Nel caso in trattazione, i giudici di primo e di secondo grado, rispettivamente con le loro pronunce (Ctp Roma, sentenza n. 23699/41/2016 e Ctr Lazio, sentenza n. 7378/9/2017), hanno sposato il secondo orientamento, secondo il quale “la notifica del nuovo classamento, contestata dalla società, è di esclusiva spettanza dell’Agenzia del territorio” e, di conseguenza, soltanto quest’ultima sarebbe titolare della legittimazione processuale passiva.

Per contro, l’altro orientamento giurisprudenziale ritiene che “se nel giudizio di impugnazione dell'atto impositivo in materia di ICI, promosso nei confronti del Comune, il contribuente propone rilievi attinenti ai criteri di determinazione della rendita, ciò "non dà luogo ad un litisconsorzio necessario con l'Agenzia del territorio e, quindi, all'integrazione del contraddittorio ai sensi dell'art. 102 cod. proc. civ., essendo il Comune estraneo alla determinazione della rendita, che costituisce soltanto il presupposto di fatto su cui si fonda l'atto impositivo; sussiste, invece, un mero rapporto di litisconsorzio facoltativo improprio, che presuppone una autonoma citazione dell'Agenzia da parte del ricorrente nello stesso processo in cui è citato il Comune, per una trattazione congiunta delle relative questioni, le quali rimangono tuttavia autonome (Cass. n. 10571 del 2010; v. anche Cass. nn. 9203 del 2007 e 26380 del 2006)” (cfr Cassazione, sentenza n. 30717/2011).

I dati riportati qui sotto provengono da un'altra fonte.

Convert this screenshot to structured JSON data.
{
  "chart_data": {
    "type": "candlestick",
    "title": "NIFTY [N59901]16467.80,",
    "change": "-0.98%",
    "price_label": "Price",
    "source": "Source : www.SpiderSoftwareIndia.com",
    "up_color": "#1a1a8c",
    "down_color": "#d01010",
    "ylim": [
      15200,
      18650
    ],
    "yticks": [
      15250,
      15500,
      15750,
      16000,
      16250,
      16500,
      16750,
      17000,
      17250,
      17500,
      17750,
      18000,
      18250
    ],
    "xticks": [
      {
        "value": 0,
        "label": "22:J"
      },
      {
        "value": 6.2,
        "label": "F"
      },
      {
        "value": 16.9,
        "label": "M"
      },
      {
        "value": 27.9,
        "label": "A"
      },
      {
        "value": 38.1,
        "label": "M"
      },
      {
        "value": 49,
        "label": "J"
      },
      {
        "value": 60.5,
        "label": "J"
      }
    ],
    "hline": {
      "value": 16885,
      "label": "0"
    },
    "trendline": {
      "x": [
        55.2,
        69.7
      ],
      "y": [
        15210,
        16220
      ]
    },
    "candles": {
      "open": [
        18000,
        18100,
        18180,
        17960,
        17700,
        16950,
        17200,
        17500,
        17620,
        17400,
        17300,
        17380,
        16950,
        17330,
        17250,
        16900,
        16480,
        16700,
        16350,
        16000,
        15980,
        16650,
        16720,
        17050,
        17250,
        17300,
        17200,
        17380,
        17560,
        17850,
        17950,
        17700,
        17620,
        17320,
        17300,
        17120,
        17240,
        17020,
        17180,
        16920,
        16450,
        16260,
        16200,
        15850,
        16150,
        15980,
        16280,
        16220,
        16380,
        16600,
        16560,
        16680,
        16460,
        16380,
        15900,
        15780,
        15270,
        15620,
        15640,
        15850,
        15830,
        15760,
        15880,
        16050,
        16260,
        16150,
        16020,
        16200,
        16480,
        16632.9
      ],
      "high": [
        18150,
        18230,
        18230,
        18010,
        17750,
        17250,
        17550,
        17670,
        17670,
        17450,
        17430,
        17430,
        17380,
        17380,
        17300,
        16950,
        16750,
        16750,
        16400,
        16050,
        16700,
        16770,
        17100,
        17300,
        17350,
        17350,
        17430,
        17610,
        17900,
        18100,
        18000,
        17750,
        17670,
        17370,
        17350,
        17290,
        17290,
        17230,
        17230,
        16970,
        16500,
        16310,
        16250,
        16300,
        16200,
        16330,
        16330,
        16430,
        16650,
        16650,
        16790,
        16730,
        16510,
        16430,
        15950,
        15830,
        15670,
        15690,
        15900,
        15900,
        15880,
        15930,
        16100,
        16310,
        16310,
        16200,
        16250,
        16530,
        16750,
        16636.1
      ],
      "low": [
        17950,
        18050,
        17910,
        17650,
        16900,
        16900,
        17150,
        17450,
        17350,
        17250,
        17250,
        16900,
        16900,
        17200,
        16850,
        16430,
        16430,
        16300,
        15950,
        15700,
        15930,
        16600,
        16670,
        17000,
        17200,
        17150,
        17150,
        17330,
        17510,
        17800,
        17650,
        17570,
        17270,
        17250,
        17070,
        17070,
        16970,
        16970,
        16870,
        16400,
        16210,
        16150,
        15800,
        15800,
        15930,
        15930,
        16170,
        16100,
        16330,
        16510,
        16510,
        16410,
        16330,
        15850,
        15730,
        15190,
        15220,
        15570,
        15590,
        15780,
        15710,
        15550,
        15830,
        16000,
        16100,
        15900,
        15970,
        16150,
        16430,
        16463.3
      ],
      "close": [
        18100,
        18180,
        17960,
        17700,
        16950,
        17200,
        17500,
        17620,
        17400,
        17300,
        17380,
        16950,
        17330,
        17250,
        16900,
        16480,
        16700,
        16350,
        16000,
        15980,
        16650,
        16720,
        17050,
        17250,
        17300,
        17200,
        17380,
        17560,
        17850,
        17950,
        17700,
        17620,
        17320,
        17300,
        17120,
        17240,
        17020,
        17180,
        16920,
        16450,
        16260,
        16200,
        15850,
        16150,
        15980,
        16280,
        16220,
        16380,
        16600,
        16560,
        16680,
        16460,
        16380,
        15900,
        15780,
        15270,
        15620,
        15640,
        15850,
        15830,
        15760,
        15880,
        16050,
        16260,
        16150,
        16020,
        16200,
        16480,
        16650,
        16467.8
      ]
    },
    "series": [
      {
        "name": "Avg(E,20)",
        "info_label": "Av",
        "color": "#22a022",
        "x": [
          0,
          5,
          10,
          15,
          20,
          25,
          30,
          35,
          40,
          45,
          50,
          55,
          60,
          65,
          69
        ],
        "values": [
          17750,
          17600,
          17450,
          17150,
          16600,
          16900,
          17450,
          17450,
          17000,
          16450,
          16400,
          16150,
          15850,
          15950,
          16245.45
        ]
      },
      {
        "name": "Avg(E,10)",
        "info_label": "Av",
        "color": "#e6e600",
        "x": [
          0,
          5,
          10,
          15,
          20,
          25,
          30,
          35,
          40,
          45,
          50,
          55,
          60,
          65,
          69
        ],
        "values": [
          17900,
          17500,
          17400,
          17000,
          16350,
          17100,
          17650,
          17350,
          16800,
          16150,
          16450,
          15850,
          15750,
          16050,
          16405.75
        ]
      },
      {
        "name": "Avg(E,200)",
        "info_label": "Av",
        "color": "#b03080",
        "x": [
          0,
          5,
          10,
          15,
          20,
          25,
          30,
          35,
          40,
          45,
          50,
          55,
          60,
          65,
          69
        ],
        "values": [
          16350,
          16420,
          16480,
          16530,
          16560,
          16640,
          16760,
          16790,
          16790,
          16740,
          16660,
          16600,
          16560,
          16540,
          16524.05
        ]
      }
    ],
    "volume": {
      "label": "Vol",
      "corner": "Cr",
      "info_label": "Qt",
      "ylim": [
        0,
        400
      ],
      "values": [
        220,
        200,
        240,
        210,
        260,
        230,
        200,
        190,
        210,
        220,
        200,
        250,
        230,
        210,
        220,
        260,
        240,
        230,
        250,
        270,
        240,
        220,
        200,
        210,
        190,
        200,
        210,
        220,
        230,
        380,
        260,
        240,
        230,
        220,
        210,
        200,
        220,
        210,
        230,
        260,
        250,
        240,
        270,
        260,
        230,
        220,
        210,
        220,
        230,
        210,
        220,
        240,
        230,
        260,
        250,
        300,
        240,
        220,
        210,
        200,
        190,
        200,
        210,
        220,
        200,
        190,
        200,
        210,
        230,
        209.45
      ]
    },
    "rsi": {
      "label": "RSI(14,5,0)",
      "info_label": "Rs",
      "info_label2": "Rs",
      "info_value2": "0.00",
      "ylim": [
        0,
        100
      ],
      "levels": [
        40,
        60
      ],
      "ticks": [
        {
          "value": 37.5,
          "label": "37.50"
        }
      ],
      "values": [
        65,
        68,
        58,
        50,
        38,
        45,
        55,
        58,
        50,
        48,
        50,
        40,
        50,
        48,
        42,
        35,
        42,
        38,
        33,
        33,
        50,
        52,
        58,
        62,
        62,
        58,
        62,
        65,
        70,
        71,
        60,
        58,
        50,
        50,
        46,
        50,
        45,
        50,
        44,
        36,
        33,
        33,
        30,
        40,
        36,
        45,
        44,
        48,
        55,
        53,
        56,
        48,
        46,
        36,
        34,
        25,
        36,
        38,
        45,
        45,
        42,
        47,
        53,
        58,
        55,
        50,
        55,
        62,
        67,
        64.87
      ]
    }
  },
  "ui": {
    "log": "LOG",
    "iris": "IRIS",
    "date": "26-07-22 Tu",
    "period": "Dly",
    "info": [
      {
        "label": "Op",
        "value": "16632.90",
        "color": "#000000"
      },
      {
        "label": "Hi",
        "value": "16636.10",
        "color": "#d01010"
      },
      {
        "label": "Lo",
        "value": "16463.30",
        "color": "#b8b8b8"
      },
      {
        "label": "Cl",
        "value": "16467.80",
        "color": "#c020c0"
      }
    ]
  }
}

In punto di diritto, la suprema Corte, con l’ordinanza di novembre 2023, ha ribadito (cfr Cassazione, pronuncia n. 5404/2012) e rinvigorito il valore fondativo della notifica della variazione degli estimi, conferendo granitica ineludibilità dell’obbligo fissato dall’articolo 74 della legge n. 342/2000. In pratica, in assenza di una formale notifica, eseguita dall’Agenzia delle entrate – ufficio del Territorio, l’ente impositore deve attenersi al valore catastale, anche se esso discende da quantificazione autodefinita dal contribuente, con presentazione della dichiarazione di accatastamento, tramite Docfa (Documento catasto fabbricati), ai sensi del Dm n. 701/1994. Qualora, invece, l’ente impositore si discosti dai valori catastali, esso non può eccepire la carenza di legittimazione passiva, perché risulta essere l’unico soggetto titolato a resistere alle contestazioni del contribuente, dal momento che ha assunto autonomi elementi per determinare un imponibile diverso da quello catastalmente definito.